To avoid a storage bottleneck, a new file server was recently sourced from Escape. Expandable to one petabyte, it is designed to scale without disruption. The studio is currently operating at roughly one-third of that capacity, leaving significant headroom for future projects.
“We can just plug in more disks rather than migrate to a whole new system,” says Hartshorn. “We also shifted from gaming GPUs to enterprise-class cards across the farm. They’re more power-efficient, slightly slower clocked but more stable, which made quite a big difference – less farm wrangling, less management for error frames.”
Hartshorn’s team ran trials to validate card choices before committing. “Escape was great in supplying us cards to test; they sent us a couple of Ampere cards when we were initially looking at buying,” he explains. “With GPU rendering, VRAM is really your upper limit; with a nice balance of 24GB, we get a good price/performance ratio and, when you do that in volume, you end up saving money in the long run because you’ve got more machines rendering the job.”

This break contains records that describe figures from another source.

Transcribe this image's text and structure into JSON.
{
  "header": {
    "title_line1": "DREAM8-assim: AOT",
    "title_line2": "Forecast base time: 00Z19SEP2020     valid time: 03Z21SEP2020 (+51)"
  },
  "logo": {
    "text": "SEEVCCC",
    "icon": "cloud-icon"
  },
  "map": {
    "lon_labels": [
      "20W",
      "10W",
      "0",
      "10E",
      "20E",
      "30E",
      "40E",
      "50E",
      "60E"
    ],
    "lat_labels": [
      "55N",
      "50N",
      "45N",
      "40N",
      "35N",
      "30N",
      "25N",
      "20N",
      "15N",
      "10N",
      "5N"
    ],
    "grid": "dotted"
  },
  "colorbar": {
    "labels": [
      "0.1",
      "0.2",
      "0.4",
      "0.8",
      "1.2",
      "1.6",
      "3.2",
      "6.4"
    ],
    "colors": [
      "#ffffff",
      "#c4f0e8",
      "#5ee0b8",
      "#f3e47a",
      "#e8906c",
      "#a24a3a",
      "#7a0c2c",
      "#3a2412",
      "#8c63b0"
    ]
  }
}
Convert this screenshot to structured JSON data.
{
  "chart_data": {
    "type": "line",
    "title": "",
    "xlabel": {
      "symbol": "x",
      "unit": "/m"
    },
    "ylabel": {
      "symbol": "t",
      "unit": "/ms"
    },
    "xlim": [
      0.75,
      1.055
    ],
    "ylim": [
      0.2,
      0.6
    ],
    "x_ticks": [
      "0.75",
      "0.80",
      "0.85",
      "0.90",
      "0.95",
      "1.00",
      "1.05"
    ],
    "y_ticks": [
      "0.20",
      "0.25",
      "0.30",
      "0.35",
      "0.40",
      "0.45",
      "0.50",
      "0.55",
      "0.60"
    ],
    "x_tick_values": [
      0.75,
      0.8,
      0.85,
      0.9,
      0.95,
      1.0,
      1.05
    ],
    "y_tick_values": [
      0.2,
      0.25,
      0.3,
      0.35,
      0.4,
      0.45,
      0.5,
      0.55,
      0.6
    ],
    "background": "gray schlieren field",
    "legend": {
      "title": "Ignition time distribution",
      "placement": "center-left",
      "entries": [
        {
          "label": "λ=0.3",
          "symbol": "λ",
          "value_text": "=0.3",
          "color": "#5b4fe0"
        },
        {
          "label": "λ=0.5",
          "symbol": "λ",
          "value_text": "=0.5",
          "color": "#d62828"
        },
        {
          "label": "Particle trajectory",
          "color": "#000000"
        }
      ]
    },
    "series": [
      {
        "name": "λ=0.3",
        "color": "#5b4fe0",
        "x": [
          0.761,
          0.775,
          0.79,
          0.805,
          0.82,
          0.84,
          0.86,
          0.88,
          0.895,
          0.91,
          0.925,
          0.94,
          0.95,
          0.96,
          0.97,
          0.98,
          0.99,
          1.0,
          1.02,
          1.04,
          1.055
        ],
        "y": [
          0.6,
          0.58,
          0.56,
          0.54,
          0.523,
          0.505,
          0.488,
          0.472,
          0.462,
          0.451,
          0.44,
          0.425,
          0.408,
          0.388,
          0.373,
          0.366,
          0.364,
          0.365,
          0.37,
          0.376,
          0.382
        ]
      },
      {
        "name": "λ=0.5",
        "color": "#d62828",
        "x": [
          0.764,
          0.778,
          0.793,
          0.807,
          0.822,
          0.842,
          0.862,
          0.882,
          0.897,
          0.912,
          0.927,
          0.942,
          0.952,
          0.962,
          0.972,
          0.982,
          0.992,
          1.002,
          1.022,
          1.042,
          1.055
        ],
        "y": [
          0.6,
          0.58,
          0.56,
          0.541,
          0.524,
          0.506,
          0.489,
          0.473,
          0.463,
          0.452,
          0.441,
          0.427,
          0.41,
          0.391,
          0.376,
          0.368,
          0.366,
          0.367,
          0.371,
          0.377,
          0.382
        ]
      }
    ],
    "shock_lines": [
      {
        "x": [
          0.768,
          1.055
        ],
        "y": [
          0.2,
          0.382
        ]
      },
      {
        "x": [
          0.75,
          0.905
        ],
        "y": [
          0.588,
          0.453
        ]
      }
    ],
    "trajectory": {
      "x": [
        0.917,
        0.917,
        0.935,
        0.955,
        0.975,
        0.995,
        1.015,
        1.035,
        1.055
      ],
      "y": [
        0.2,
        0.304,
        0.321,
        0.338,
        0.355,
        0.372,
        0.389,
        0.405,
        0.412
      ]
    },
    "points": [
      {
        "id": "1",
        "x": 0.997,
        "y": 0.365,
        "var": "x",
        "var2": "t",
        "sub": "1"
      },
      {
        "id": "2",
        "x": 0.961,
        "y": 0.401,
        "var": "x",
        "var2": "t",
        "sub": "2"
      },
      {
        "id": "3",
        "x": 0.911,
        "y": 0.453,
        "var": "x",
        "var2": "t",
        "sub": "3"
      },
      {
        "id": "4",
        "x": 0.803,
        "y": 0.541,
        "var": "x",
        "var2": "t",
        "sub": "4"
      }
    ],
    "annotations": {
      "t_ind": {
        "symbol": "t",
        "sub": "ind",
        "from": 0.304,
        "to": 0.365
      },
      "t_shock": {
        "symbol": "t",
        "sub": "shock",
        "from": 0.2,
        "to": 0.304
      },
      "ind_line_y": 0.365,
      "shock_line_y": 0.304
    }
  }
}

The studio’s high-powered on-prem infrastructure also allows Moonraker to explore how AI can support parts of the finishing process.
Complex tasks such as denoising or large-format upscaling can be configured to run locally, without cloud transfer delays or variable usage costs. “We have workstation specs capable of running AI models or upscaling large images for us,” observes Hartshorn. “Rather than relying so heavily on enterprise technology in the cloud, we’re trying to build a similar structure internally so that we’ve always got that to rely on.”
Immersive future
“As we’ve started to establish ourselves in this space, we’ve had more people coming to us to price work,” continues Hartshorn. “With high-profile venues like Frameless in London and the Market Hall in Plymouth, which features a floor-to-ceiling dome, you’re seeing growing demand for fully immersive content. The days of a few touchscreens and projectors are over. Everyone wants augmented attractions and immersive experiences now.”
“The infrastructure we have now lets us take on projects we wouldn’t have been comfortable with a few years ago,” he continues. “That confidence changes how we approach bids and schedules, and by planning around the resources we have, we can bid more realistically and deliver consistently.”
“Over the years, we’ve taken all the experience we’ve had in shooting for TV and film and applied that to these live screen formats. Our end-to-end pipeline, from storyboarding and previs right through to final output, means we can work with live action or CG, combine the two, and give you a 24K render at the end of it.”